Before the middle of July we reached Cape Town, and the end of our African journeyings. And well satisfied; for, towering above us was Table Mountain—a reminder that we had now seen each and all of the great features of South Africa except Mr. Cecil Rhodes. I realize that that is a large exception.
I saw Table Rock, anyway—a majestic pile. It is 3,000 feet high. It is also 17,000 feet high. These figures may be relied upon. I got them in Cape Town from the two best-informed citizens, men who had made Table Rock the study of their lives. And I saw Table Bay, so named for its levelness. I saw the Castle—built by the Dutch East India Company three hundred years ago—where the Commanding General lives; I saw St. Simon's Bay, where the Admiral lives. I saw the Government, also the Parliament, where they quarreled in two languages when I was there, and agreed in none. I saw the club.
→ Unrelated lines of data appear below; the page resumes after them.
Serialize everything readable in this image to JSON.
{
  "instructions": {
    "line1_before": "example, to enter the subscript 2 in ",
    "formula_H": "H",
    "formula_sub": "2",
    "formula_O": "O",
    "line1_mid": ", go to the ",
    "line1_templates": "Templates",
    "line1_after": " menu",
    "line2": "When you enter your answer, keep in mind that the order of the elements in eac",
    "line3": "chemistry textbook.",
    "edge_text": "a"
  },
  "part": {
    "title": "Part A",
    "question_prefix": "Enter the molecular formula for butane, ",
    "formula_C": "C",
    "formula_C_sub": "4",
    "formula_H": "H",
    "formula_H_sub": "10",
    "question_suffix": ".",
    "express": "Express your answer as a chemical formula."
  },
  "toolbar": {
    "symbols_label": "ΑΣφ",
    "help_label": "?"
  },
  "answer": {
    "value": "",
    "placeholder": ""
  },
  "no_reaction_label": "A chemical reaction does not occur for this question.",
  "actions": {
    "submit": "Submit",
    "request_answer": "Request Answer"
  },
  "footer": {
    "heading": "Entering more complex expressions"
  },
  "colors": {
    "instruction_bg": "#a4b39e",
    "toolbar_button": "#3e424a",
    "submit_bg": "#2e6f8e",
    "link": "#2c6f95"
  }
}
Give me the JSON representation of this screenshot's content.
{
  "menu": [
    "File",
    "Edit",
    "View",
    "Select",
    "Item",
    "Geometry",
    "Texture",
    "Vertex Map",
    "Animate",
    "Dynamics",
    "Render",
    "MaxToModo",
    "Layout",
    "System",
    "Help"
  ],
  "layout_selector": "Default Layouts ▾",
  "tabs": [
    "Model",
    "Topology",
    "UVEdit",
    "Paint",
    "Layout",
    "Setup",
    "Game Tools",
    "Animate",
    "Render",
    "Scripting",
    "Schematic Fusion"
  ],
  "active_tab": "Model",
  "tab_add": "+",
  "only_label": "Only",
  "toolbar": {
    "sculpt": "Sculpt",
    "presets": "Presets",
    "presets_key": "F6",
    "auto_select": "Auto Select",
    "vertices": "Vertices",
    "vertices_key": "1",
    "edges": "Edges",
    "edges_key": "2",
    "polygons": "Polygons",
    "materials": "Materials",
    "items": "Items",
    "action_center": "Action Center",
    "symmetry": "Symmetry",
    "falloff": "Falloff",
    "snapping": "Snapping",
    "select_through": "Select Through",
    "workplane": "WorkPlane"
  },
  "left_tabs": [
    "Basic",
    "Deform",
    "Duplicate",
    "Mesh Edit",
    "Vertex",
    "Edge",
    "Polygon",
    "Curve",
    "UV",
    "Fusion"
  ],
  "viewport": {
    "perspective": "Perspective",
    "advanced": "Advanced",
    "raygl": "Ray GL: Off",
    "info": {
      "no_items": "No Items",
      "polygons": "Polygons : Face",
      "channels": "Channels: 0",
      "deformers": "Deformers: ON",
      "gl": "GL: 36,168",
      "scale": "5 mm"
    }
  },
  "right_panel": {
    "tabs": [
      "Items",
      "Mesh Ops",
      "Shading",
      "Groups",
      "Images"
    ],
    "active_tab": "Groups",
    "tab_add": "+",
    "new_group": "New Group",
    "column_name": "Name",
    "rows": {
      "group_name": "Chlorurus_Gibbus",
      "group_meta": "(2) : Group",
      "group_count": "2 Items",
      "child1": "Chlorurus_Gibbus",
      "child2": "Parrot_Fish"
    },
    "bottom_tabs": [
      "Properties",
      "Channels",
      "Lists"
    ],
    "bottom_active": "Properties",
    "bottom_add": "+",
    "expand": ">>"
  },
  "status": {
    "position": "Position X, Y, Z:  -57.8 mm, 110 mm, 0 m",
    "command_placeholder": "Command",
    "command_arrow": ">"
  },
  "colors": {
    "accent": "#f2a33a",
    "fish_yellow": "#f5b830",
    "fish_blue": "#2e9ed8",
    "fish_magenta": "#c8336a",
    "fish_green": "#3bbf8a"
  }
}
I saw and explored the beautiful sea-girt drives that wind about the mountains and through the paradise where the villas are: Also I saw some of the fine old Dutch mansions, pleasant homes of the early times, pleasant homes to-day, and enjoyed the privilege of their hospitalities.
And just before I sailed I saw in one of them a quaint old picture which was a link in a curious romance—a picture of a pale, intellectual young man in a pink coat with a high black collar. It was a portrait of Dr. James Barry, a military surgeon who came out to the Cape fifty years ago with his regiment.
Only after Barry died in 1865 was it discovered that Barry was a woman.